Sigurdur Oli regarded it as a futile operation that Erlendur had launched. Even if Ellidi happened to be telling the truth and the time and place fitted and they finally found the right woman after a long search, what guarantees were there that she would talk about the rape at all? She’d kept quiet about it all her life. Why should she start talking about it now? All she needed to say, when Sigurdur Oli or any of the five detectives who were carrying the same kind of list knocked on her door, was “no", and they could say little more than “sorry to bother you.” Even if they did find the woman, there were no guarantees that she had in fact had a child as a result of the rape.

“It’s a question of responses, you should use psychology,” Erlendur had said when Sigurdur Oli tried to make him see the problem. “Try to get into their homes, sit down, accept a coffee, chat, be a bit of a gossip.”

“Psychology!” Sigurdur Oli snorted when he got out of his car on Barmahlid and he thought about his partner, Bergthora. He didn’t even know how to use psychology on her. They’d met under unusual circumstances some years before, when Bergthora was a witness in a difficult case and after a short romance they decided to start living together. It turned out that they were well suited, had similar interests and both wanted to make a beautiful home for themselves with exclusive furniture and objets d’art, yuppies at heart. They always kissed when they met after a long day at work. Gave each other little presents. Even opened a bottle of wine. Sometimes they went straight to bed when they got home from work, but there’d been considerably less of that recently.

That was after she had given him a pair of very ordinary Finnish Wellington boots for his birthday. He tried to beam with delight but the expression of disbelief stayed on his face for too long and she saw there was something wrong. When he finally smiled, it was false.

“Because you didn’t have any,” she said.

“I haven’t had a pair of Wellington boots since I was… 10,” he said.

“Aren’t you pleased?”

“I think they’re great,” Sigurdur Oli said, knowing that he hadn’t answered the question.
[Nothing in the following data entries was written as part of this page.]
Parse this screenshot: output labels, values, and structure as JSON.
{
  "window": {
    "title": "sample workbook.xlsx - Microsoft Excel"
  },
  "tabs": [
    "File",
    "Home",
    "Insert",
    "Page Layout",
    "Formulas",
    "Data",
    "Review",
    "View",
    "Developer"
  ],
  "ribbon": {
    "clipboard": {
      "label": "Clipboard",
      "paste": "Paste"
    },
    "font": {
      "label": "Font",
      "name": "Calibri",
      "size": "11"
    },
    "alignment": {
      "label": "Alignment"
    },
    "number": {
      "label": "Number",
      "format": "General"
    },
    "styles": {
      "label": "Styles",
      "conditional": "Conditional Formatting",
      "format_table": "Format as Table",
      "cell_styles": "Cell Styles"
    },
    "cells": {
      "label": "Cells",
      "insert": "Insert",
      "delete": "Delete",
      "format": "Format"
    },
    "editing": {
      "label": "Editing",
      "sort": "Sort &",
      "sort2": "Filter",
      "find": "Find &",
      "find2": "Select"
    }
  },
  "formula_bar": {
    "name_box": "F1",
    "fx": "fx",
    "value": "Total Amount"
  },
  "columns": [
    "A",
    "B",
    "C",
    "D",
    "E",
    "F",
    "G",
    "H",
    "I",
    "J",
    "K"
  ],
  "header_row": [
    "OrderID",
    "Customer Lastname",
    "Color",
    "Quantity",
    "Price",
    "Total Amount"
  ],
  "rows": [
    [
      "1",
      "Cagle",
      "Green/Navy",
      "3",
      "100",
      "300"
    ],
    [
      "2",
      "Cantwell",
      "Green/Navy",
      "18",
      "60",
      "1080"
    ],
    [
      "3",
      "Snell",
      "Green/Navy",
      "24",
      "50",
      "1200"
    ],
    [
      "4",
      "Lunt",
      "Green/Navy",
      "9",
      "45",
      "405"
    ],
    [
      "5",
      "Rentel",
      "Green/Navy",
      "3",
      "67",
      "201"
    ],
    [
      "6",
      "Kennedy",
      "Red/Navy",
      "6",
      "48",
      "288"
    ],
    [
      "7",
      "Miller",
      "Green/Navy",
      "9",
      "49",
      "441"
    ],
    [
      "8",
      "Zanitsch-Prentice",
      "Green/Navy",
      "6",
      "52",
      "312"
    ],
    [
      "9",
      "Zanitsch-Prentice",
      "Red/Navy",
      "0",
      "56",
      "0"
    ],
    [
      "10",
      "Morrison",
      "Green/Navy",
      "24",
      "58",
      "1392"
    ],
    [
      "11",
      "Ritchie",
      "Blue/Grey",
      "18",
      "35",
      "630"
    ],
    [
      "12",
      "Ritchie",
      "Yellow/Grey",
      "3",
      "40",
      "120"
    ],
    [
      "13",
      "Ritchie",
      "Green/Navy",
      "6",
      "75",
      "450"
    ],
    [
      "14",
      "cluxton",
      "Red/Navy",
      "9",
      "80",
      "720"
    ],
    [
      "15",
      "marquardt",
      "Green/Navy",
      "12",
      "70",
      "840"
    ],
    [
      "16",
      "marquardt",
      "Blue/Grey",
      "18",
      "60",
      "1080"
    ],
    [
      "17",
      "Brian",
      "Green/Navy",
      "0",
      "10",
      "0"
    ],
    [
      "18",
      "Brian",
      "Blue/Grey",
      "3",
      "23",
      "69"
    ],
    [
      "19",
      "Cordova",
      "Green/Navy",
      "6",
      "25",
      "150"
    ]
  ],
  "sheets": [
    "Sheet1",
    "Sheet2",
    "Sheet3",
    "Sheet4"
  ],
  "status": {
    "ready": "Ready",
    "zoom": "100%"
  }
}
She knew it too. “No, seriously,” he added and could tell he was digging himself a cold grave. “It’s fantastic.”

“You’re not pleased with them,” she said morosely.

“Sure I am,” he said, still at a total loss because he couldn’t stop thinking about the 30,000-krona wristwatch he’d given her for her birthday, bought after a week of explorations all over town and discussions with watchmakers about brands, gold plating, mechanisms, straps, water-tightness, Switzerland and cuckoo clocks. He’d applied all his detective skills to find the right watch, found it in the end and she was ecstatic, her joy and delight were genuine.

Then he was sitting in front of her with his smile frozen on his face and tried to pretend to be overjoyed, but he simply couldn’t do it for all his life was worth.

“Psychology?” Sigurdur Oli snorted again.

He rang the bell when he’d arrived at the door of the first lady he was visiting on Barmahlid and asked the question with as much psychological depth as he could muster, but failed miserably. Before he knew it, in a fluster he’d asked the woman on the landing whether she might ever have been raped.

“What the bloody hell are you on about?” the lady said, war paint on her face, finery on her fingers and a ferocious expression which did not look likely to ease up. “Who are you? What kind of a pervert are you anyway?”

“No, sorry,” Sigurdur Oli said and was back down the stairs in a split second.

Elinborg had more luck, since she had her mind more on her work and wasn’t shy about chatting away to gain people’s confidence. Her speciality was cooking, she was an exceptionally interested and capable cook and had no trouble finding a talking point. If the chance presented itself she’d ask what that gorgeous aroma emanating from the kitchen was and even people who’d lived on nothing but popcorn for the past week would welcome her indoors.